Я и думал, прокручивая в уме возможные варианты. Андрей осторожно кашлянул и пригладил усы. Кажется, у него появилась хорошая мысль, иначе зачем бы подавал знак о необходимости разговора без свидетелей. Да, по-любому надо соглашаться.

– Ладно, Иван Федорыч, уговорил ты меня. Забираю.

– Только козу? – на всякий случай уточнил Гусев.

– Не только, – но при виде вспыхнувших глаз председателя безжалостно уточнил: – Девок не возьмем. А вот три сотни патронов пусть в багажник загрузят.

– Сколько?

– Три, и ни одним меньше. Заспиртованные железы занесу при случае.

– Не понял. – Дядя Ваня даже привстал с кресла. – У вас там что, еще одно Нашествие было?

– Стаю у озера постреляли.

– Большую?

– Да уж не маленькую.

– Вот еп…

– Не матерись при ребенке, дед.

– Этому ребенку давно пора своих иметь.

Андрей жизнерадостно заржал и покачал завозившуюся девочку:

– Так есть уже. И это при ней не нужно ругаться.

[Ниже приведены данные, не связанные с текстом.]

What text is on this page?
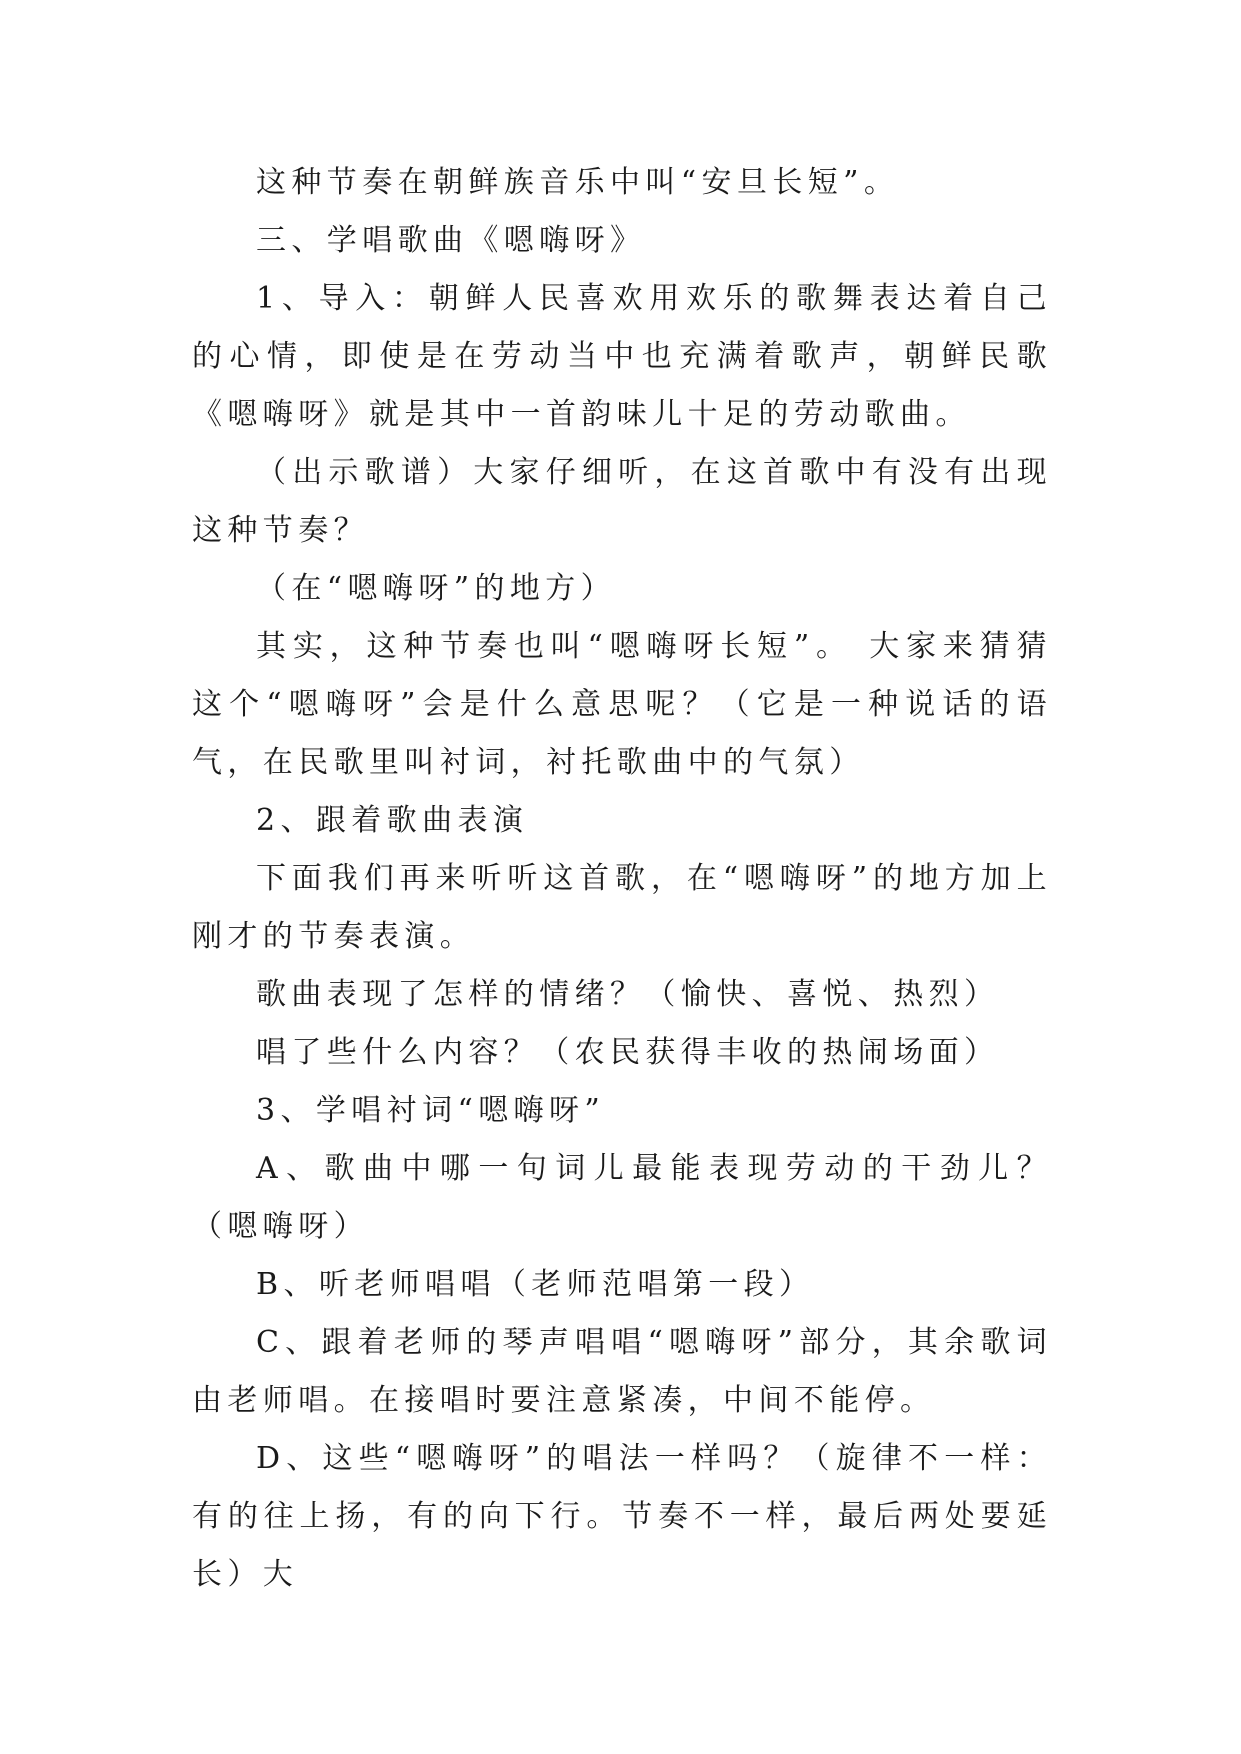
这种节奏在朝鲜族音乐中叫“安旦长短”。

三、学唱歌曲《嗯嗨呀》

1、导入：朝鲜人民喜欢用欢乐的歌舞表达着自己的心情，即使是在劳动当中也充满着歌声，朝鲜民歌《嗯嗨呀》就是其中一首韵味儿十足的劳动歌曲。

（出示歌谱）大家仔细听，在这首歌中有没有出现这种节奏？

（在“嗯嗨呀”的地方）

其实，这种节奏也叫“嗯嗨呀长短”。 大家来猜猜这个“嗯嗨呀”会是什么意思呢？（它是一种说话的语气，在民歌里叫衬词，衬托歌曲中的气氛）

2、跟着歌曲表演

下面我们再来听听这首歌，在“嗯嗨呀”的地方加上刚才的节奏表演。

歌曲表现了怎样的情绪？（愉快、喜悦、热烈）

唱了些什么内容？（农民获得丰收的热闹场面）

3、学唱衬词“嗯嗨呀”

A、歌曲中哪一句词儿最能表现劳动的干劲儿？（嗯嗨呀）

B、听老师唱唱（老师范唱第一段）

C、跟着老师的琴声唱唱“嗯嗨呀”部分，其余歌词由老师唱。在接唱时要注意紧凑，中间不能停。

D、这些“嗯嗨呀”的唱法一样吗？（旋律不一样：有的往上扬，有的向下行。节奏不一样，最后两处要延长）大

Выехали обратно на закате, чтобы успеть засветло вернуться в Дуброво. Понятно, что о рейде в Ворсму даже не вспоминали. Ладно, завтра сходим, если ничего больше не помешает. За руль посадил Андрея, а сам с малышкой расположился на заднем сиденье. Она уже оклемалась от действия макового отвара, и сейчас, накормленная какой-то быстрорастворимой кашей из банки и вполне довольная жизнью, весело агукала, прислушиваясь к стуку в багажном отделении. Там били копытами в борт две связанные по ногам скотины, рогатые, бородатые и вонючие. От козы пахло еще ничего, а вот полагающийся к ней в комплекте козел благоухал так, что даже опущенные стекла не помогали.

Вот уж не знал и не предполагал такой проблемы. В моем представлении коза должна есть траву и давать молоко, просто успевай доить. Нет, оказывается, ее еще и огулять нужно. Что же… пришлось согласиться за дополнительный мешок муки прихватить и козьего хахаля. И в самом деле – не самому же… Жена не поймет.